The Middle Class, No Longer Priced
1776. Smith discovers the secret of division of labor in the pin factory.
Division of labor creates efficiency, efficiency creates companies, companies need coordinators, coordinators become white-collar workers, white-collar workers become the middle class.
1848. Marx writes "The Communist Manifesto." He sees industrial division of labor creating an alienated labor class, saying the mode of production will ultimately make them redundant. He thought it would be the workers.
1913. Ford installs the assembly line. Division of labor becomes finer, the coordination layer thicker, the middle class larger. The white-collar life, getting by.
1937. Coase uses 25 pages to explain why firms exist: coordination costs. This variable remained untouched for centuries, taken as the foundation of the business world.
2026. The blue vertical line of OpenClaw appears. Coordination costs drop to zero.
Companies won't completely disappear, but shrinking is inevitable. From 500 people to 20, three layers of management cut to one. The positions removed won't be filled by new ones. Office cubicles become emptier, schools still teach skills being taken over, young people still send out resumes, but the number of positions is in long-term decline.
When beasts of burden are exploited, at least it means you are still needed, you still have bargaining chips.

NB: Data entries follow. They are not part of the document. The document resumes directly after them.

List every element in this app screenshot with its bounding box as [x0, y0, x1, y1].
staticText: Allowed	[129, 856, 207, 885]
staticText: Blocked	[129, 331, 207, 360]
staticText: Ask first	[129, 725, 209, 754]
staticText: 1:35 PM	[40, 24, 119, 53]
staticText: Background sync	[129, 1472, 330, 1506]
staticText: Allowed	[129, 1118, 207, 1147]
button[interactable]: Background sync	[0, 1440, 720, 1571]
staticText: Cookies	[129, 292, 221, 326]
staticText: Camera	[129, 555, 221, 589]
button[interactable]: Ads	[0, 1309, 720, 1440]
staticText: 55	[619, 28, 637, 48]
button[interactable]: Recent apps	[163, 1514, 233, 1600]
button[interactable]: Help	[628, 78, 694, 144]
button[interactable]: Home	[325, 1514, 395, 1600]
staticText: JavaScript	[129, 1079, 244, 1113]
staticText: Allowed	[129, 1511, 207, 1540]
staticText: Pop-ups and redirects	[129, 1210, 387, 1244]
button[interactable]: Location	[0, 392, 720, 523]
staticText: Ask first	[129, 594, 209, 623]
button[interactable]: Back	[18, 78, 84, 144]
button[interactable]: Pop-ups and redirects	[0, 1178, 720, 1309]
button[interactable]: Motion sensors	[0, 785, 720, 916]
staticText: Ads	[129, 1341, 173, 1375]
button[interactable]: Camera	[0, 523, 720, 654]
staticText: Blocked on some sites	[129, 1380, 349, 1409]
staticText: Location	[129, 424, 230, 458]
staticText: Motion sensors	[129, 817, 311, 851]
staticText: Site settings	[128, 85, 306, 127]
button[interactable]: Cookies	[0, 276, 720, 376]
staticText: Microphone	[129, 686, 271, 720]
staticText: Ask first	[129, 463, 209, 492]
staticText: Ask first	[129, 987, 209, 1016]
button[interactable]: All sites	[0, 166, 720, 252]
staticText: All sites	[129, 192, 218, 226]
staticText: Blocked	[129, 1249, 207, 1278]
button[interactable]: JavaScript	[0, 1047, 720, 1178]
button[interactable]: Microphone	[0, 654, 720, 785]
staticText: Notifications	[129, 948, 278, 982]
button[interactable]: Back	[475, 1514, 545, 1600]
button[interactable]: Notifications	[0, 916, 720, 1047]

But what's being skipped over in our lives is this: your time, your skills, the books you read for twenty years—in this new system, they immediately lose their priced position.
The middle class gave rise to everything we take for granted: office buildings, commutes, year-end bonuses, the social identity of "what do you do?"
Marx was right.
It's just that the force ending the middle class wasn't the workers he imagined, but a lobster named OpenClaw, a swarm of AI Agents.
The times won't stop and wait for anyone.